Future Fund lifts bets on stocks and private debt bets, sees inflation higher for longer
Australia’s sovereign wealth fund has been buying more domestic and overseas stocks, and adding to private debt bets, as it believes inflation will stay elevated in a strong global economy.
Australia’s sovereign wealth fund has been buying more domestic and overseas stocks, and adding to private debt bets, as it believes inflation could remain higher for longer in a stronger than expected global economy.
Posting a 10.1 per cent return for the year to the end of March that beat its government-mandated target return by 2.5 percentage points, the fund said financial markets have not fully accounted for the possibility that interest rates may not fall this year.
“The global economy is in good shape, better than expected this time last year, thanks to the strength of the US economy,” Future Fund chief executive Raphael Arndt said.
“Markets have priced in this economic resilience and expectations of several rate cuts in Australia and the US before year end. But as we have been saying for some time, inflation remains sticky and while it remains above central bank targets the risk is that rates will be held higher for longer.
“While markets have begun to price in this risk since the end of the quarter, investors have not yet fully adjusted to this view,” Dr Arndt added.
This week’s stronger-than-expected inflation data for March caused traders to reverse their bets on the Reserve Bank cutting interest rates this year. Economists also now expect interest rates to remain higher for longer.
Dr Arndt warned that conflicts in the Middle East and Ukraine have exacerbated geopolitical risks, which are expected to remain elevated “for some time”.
“Any increase in conflicts risks adding further to inflationary pressures. Investors need to be alert to these dangers and retain the flexibility to respond quickly,” he said.

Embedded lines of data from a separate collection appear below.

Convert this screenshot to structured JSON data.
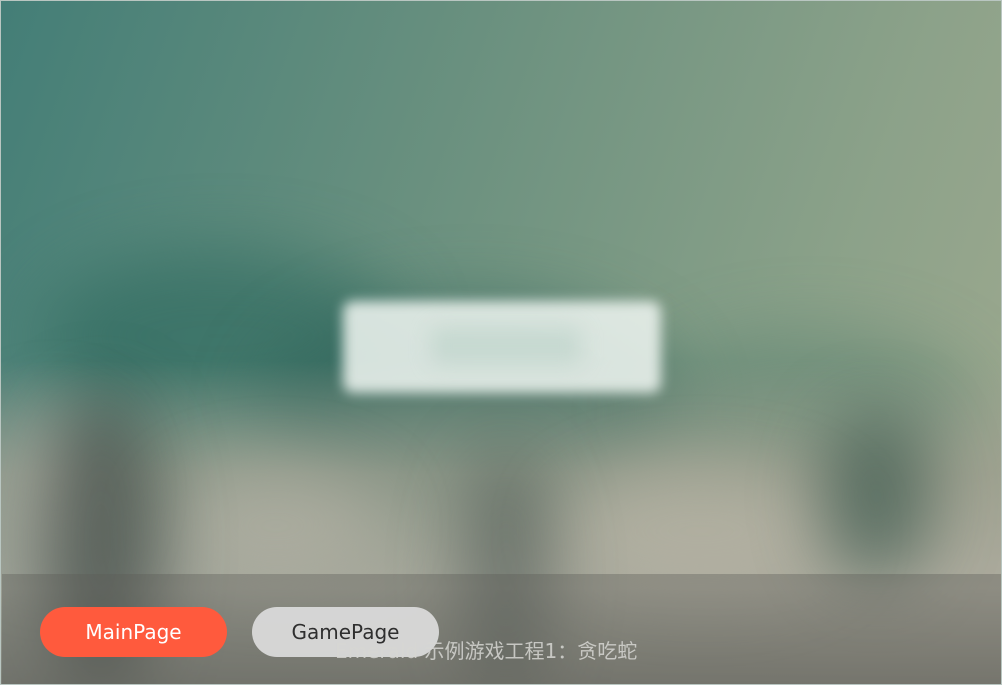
{
  "nav": {
    "main_label": "MainPage",
    "game_label": "GamePage"
  },
  "footer": {
    "caption": "Emerald 示例游戏工程1：贪吃蛇"
  },
  "colors": {
    "active_button": "#ff5a3d",
    "inactive_button": "#dcdcdc"
  }
}
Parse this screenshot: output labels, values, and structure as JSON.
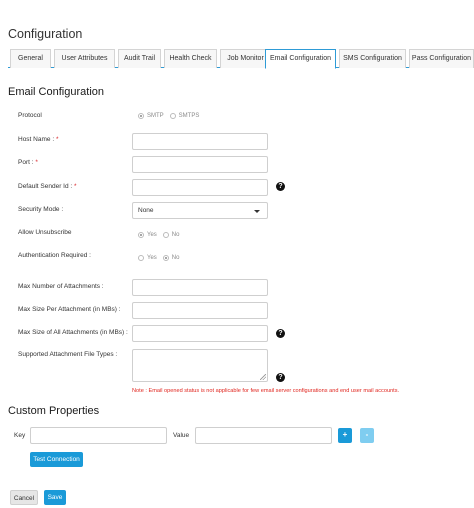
{
  "header": {
    "title": "Configuration"
  },
  "tabs": [
    {
      "label": "General",
      "active": false
    },
    {
      "label": "User Attributes",
      "active": false
    },
    {
      "label": "Audit Trail",
      "active": false
    },
    {
      "label": "Health Check",
      "active": false
    },
    {
      "label": "Job Monitor",
      "active": false
    },
    {
      "label": "Email Configuration",
      "active": true
    },
    {
      "label": "SMS Configuration",
      "active": false
    },
    {
      "label": "Pass Configuration",
      "active": false
    }
  ],
  "email": {
    "section_title": "Email Configuration",
    "protocol": {
      "label": "Protocol",
      "options": [
        "SMTP",
        "SMTPS"
      ],
      "selected": "SMTP"
    },
    "host_name": {
      "label": "Host Name :",
      "required_mark": "*",
      "value": ""
    },
    "port": {
      "label": "Port :",
      "required_mark": "*",
      "value": ""
    },
    "default_sender": {
      "label": "Default Sender Id :",
      "required_mark": "*",
      "value": ""
    },
    "security_mode": {
      "label": "Security Mode :",
      "value": "None"
    },
    "allow_unsubscribe": {
      "label": "Allow Unsubscribe",
      "options": [
        "Yes",
        "No"
      ],
      "selected": "Yes"
    },
    "auth_required": {
      "label": "Authentication Required :",
      "options": [
        "Yes",
        "No"
      ],
      "selected": "No"
    },
    "max_attachments": {
      "label": "Max Number of Attachments :",
      "value": ""
    },
    "max_size_per": {
      "label": "Max Size Per Attachment (in MBs) :",
      "value": ""
    },
    "max_size_all": {
      "label": "Max Size of All Attachments (in MBs) :",
      "value": ""
    },
    "file_types": {
      "label": "Supported Attachment File Types :",
      "value": ""
    },
    "help_glyph": "?",
    "note": "Note : Email opened status is not applicable for few email server configurations and end user mail accounts."
  },
  "custom": {
    "section_title": "Custom Properties",
    "key_label": "Key",
    "value_label": "Value",
    "add_glyph": "+",
    "remove_glyph": "-",
    "test_button": "Test Connection"
  },
  "footer": {
    "cancel_label": "Cancel",
    "save_label": "Save"
  },
  "colors": {
    "accent": "#1a9ad8",
    "accent_light": "#7fcdf0",
    "required": "#d9262b",
    "note": "#e0261f"
  },
  "icons": {
    "help": "help-circle-icon",
    "dropdown": "caret-down-icon"
  }
}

The fund increased bets in developed market equities by $7.6bn, while investments in Australian stocks also rose $2bn. Australian equities now make up 10.1 per cent of the portfolio, while developed equities account for double that, at 20.3 per cent.
It trimmed its allocation to property by $823m to account for 15 per cent of the fund.
“We are conscious of the potential for a significant deterioration marked by conflict, geostrategic competition and supply issues,” chief investment officer Ben Samild said.
He added the allocations had been designed to provide “resilience” to the portfolio, which hit a record value of $223bn as of March 31, up from $212bn in December.
“Conditions for risk assets continued to be favourable through the quarter, with growth and inflation stronger than had been expected. Over the past year we increased our risk exposure to take advantage of those conditions,” Mr Samild said.
The fund also boosted private debt bets by $2bn over the March quarter, citing the attractive returns that this asset class can provide amid current conditions.
“We continued to add to credit investments as the persistence of higher growth and rates makes for attractive risk-adjusted long-term returns from this sector,” he said.
Credit investments accounted for 11 per cent of the portfolio at the end of March, up from 10.7 per cent in December.
The Future Fund also beat its return targets across the 10-year and seven-year investment horizons, but returns fell short of targets when measured over five and three-year periods. It has returned 7.8 per cent since inception, beating its target by 0.8 percentage points.